Being Betty Windsor (Part 2)


Now I'm making a graceful exit - stage left. But it's been memorable and I want to thank my dear friends Deb & Rob Bowen Saunders from Hoozatt Entertainment for all the opportunities they provided me with.

And I want to thank all those instant audience members who played with me - for just seconds or hours - uplifting both or all of us in the spirit of fun, whose names I will never know.

They wouldn't know me from a bar of soap either - and often didn't as soon as I changed out of costume and into civvies in some improvised dressing room at a fair or festival. But we met, laughed and even loved - and our hearts, if not our minds, will remember that.

Finally, I wish to pay tribute to the woman herself - Queen Elizabeth 11 - who unknowingly but generously provided me with the most consistent career of my peripatetic life (up till now), and whom I seriously respect as a model of commitment and perseverance. I'm sure, in another life, we would have got on quite well - despite the discrepancies in our life situation, status and wealth.

Besides, now she's starting to look like me.... And personally, I think it's a fair exchange, because I sport two 'Queen-shaped lines' around my mouth that I - Janet - never put there! Hmmph!

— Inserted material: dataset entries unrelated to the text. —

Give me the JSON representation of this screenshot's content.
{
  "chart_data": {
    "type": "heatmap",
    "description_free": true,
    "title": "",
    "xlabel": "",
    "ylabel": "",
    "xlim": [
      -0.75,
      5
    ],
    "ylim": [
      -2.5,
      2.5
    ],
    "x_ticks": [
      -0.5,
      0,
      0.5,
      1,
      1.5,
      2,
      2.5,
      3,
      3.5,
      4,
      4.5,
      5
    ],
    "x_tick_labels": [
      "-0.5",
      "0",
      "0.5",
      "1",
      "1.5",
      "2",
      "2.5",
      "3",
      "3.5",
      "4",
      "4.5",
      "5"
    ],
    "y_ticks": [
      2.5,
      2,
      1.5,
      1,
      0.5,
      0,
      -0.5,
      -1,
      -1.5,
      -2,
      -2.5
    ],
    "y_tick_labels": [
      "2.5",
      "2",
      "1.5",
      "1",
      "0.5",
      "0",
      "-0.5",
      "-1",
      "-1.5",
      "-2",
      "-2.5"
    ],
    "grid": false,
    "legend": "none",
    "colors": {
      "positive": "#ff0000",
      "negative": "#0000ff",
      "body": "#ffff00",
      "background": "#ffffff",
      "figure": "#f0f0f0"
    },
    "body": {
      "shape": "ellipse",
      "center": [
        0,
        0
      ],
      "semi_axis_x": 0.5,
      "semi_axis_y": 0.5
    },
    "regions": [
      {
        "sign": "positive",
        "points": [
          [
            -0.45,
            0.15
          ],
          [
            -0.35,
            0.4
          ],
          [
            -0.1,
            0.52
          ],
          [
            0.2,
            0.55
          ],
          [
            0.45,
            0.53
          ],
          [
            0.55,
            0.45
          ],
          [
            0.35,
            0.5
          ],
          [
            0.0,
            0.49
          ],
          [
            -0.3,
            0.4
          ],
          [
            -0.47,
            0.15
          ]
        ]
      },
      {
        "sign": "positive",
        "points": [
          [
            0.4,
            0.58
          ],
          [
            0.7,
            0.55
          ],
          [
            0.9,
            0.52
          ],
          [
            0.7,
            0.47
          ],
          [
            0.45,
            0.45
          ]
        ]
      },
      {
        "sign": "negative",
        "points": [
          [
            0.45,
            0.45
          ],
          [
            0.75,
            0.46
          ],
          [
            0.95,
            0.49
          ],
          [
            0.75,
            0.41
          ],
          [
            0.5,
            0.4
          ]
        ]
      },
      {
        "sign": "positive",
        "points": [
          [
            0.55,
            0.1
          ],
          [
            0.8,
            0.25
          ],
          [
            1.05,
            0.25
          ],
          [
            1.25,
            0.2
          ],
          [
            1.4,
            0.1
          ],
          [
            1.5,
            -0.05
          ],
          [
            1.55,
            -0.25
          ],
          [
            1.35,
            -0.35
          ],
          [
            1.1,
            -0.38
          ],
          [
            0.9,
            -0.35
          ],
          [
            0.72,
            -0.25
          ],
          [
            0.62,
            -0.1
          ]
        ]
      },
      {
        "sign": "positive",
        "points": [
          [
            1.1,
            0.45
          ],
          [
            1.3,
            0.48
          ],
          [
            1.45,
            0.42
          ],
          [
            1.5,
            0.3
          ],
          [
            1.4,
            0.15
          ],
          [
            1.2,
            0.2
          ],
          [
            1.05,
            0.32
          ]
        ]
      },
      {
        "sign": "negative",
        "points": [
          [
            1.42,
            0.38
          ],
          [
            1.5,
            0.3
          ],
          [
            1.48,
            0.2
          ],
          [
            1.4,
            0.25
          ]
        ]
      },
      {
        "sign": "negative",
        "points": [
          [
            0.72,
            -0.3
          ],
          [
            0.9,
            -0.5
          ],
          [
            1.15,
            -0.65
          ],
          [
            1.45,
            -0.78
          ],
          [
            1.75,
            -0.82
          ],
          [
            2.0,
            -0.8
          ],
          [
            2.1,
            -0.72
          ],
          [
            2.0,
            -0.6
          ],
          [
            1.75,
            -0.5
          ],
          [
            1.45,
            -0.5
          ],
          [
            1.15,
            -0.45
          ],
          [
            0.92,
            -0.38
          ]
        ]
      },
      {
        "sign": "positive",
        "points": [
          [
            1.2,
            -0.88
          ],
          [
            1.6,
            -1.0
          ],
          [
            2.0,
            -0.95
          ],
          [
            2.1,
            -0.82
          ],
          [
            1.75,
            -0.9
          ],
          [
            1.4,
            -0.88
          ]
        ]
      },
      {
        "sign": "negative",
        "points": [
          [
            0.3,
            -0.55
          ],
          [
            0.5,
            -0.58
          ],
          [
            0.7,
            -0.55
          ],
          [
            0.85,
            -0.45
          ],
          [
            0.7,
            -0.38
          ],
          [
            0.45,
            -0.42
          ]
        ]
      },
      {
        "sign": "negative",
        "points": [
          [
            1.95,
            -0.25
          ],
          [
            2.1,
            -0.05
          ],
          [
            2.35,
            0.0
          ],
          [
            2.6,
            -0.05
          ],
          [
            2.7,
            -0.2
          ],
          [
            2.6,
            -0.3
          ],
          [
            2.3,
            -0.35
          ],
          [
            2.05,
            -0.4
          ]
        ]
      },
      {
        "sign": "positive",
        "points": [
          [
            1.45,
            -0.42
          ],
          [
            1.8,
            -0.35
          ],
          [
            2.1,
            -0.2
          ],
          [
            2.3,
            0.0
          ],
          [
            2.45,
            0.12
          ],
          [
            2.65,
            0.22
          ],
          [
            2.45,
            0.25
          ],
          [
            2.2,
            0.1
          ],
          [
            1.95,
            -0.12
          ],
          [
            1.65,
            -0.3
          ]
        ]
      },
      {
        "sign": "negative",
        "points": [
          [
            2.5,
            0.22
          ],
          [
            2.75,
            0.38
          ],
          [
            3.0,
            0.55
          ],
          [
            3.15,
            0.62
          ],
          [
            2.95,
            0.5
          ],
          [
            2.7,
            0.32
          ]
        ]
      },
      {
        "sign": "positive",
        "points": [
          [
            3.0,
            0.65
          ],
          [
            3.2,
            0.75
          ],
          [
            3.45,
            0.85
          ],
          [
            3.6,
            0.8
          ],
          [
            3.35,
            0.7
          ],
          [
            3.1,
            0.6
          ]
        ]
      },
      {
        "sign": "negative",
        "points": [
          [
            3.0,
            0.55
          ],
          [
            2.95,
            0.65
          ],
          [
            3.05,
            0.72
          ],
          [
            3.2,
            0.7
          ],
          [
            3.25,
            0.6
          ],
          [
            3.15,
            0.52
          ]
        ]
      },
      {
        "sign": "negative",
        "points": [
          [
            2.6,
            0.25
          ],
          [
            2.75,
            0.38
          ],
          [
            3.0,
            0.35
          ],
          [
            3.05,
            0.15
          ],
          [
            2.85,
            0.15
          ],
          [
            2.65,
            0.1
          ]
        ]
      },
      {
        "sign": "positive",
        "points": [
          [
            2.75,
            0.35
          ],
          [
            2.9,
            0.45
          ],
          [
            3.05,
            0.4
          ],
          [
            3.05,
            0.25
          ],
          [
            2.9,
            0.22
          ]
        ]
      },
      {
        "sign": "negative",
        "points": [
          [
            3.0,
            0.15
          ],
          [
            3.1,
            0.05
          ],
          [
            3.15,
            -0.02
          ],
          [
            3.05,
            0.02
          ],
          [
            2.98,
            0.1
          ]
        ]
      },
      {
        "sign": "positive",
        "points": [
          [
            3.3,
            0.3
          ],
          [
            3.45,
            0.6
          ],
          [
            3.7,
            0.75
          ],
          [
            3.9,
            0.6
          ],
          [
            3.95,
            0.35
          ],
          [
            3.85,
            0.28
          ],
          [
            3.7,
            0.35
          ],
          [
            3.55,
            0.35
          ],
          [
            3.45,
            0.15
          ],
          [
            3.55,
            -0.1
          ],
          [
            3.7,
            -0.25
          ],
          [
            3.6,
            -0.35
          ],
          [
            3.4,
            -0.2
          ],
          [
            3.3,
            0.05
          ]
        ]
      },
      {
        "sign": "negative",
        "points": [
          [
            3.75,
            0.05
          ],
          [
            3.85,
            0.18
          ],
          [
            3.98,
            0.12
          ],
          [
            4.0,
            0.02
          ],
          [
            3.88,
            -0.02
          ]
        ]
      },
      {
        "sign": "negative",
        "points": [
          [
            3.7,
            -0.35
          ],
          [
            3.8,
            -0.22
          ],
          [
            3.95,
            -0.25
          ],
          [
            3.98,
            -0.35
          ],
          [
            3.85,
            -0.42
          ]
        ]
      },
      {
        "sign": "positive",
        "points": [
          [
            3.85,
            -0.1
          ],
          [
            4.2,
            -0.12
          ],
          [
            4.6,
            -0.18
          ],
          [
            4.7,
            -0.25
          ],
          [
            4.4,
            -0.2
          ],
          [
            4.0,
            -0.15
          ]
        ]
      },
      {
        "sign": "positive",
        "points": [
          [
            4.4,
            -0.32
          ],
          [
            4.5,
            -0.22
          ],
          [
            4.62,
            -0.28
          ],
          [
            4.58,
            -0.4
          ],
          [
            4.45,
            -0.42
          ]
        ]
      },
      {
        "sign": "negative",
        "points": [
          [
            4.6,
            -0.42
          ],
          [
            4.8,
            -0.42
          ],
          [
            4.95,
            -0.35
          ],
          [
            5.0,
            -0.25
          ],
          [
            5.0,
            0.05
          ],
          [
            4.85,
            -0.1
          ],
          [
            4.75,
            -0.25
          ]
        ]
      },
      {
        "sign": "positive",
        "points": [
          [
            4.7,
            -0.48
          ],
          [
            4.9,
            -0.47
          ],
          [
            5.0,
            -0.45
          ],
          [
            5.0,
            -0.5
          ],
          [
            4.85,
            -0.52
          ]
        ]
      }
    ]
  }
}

Thank you all, and may you all have a right royal read of my blog!

Monday, May 10, 2010

Being Betty Windsor

I'm a sixty year old woman who has spent more than half her life pretending to be someone else.

Someone more famous, someone richer, someone with more status...I'm talking about Being Betty Windsor.

The first time I stepped out of being myself to being HER ie Her Majesty the Queen of England (my looming alter ego) was in 1975. I was running a market stall with some hippie-ish friends and we were joking around.

I grabbed a plastic bucket, put it over my head and began speaking like the Queen. Mad, you say? Yes. But I would prove to be madder. Realising that I did a pretty good job of sounding like her (that year at the New Zealand National Drama School had obviously done something for me), I proceeded - slowly, as is my wont - to send tapes to friends for special occasions like birthdays.

It grew from there. To the point that, when I 'abdicated' a year or so ago, I had been on national TV, had performed before an audience of 5,000, and had traveled extensively in South East Queensland, visited New Zealand and had the gig of my lifetime in San Diego. Not to mention all the gigs in RSL's, parks, boardrooms, markets, festivals, balls, cruises where I graced the masses with my impertinent 'royal' presence.

Most of this 'queen partying' happened over a 10 year period in my fifties. Instead of sobering up as I aged, I was staying young by being outrageous!